AI Agents Make Writing Code Nearly Free
- •AI coding agents are drastically reducing the cost of writing code, disrupting traditional engineering workflows.
- •Delivering high-quality code still requires significant investment in testing, security, and human oversight.
- •Developers should use parallel agents to explore experimental features that were previously too expensive to build.
The traditional economics of software development are undergoing a radical shift as AI coding agents transform the fundamental unit of labor: the line of code. Historically, producing clean, tested software was a bottleneck, forcing teams to spend weeks planning and estimating to ensure expensive human hours weren't wasted.

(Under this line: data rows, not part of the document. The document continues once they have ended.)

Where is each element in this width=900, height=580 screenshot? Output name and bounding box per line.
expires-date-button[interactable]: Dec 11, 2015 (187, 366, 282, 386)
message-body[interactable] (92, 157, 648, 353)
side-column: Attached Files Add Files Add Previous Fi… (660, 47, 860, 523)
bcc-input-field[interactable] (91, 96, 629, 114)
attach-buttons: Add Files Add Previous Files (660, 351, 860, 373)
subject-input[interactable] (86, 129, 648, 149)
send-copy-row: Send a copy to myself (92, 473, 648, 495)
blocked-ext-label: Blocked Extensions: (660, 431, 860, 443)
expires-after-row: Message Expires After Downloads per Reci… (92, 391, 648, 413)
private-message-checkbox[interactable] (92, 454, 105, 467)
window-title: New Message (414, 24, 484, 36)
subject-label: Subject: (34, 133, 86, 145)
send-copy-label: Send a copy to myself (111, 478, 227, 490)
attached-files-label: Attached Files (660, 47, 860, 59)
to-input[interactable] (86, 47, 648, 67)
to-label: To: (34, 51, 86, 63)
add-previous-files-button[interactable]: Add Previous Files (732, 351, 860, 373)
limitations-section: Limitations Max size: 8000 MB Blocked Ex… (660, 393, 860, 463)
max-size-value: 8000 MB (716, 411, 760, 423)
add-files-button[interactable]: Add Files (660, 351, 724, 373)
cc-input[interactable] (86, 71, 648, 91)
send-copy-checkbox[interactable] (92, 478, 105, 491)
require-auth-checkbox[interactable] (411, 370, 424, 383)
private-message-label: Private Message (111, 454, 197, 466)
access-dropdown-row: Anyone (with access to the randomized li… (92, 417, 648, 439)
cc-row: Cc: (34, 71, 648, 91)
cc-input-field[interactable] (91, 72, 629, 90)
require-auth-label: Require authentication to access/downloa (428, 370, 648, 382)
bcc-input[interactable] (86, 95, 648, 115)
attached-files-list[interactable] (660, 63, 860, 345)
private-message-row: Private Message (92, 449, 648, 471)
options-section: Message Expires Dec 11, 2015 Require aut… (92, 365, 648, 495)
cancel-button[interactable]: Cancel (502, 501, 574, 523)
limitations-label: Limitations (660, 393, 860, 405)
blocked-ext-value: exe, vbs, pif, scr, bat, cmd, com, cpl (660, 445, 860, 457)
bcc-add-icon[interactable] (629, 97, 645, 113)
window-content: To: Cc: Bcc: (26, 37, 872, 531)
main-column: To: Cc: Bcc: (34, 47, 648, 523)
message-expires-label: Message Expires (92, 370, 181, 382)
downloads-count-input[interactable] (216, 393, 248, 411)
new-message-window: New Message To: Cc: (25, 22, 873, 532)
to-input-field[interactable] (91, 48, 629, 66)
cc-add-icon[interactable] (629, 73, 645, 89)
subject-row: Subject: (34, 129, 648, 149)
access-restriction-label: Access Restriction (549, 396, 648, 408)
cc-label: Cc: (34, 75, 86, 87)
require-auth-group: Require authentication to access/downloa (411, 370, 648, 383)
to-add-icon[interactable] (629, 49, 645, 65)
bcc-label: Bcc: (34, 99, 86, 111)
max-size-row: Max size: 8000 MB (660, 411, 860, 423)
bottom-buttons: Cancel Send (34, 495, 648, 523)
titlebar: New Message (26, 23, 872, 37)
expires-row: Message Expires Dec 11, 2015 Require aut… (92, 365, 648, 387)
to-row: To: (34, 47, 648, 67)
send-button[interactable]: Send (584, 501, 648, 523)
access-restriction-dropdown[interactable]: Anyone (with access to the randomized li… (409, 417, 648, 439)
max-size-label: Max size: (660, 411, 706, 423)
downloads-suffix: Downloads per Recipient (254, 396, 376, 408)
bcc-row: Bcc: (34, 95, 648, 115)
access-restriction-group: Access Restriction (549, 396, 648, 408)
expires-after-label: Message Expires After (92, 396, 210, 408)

Simon Willison (tech blogger and co-creator of Django) argues that while the cost of generating code is approaching zero, the cost of "good code" remains high. Good code isn't just functional; it must be maintainable, documented, and rigorously tested against edge cases. The burden of quality assurance—ensuring a solution is secure and accessible—still falls heavily on the human developer overseeing the AI tools.
This shift necessitates a change in professional intuition. Instead of dismissing minor feature ideas or refactors due to time constraints, engineers should now leverage parallel agents to execute these tasks asynchronously (running in the background). The goal is to move from a mindset of scarcity to one where the primary constraint is no longer typing, but the validation of logic and long-term viability.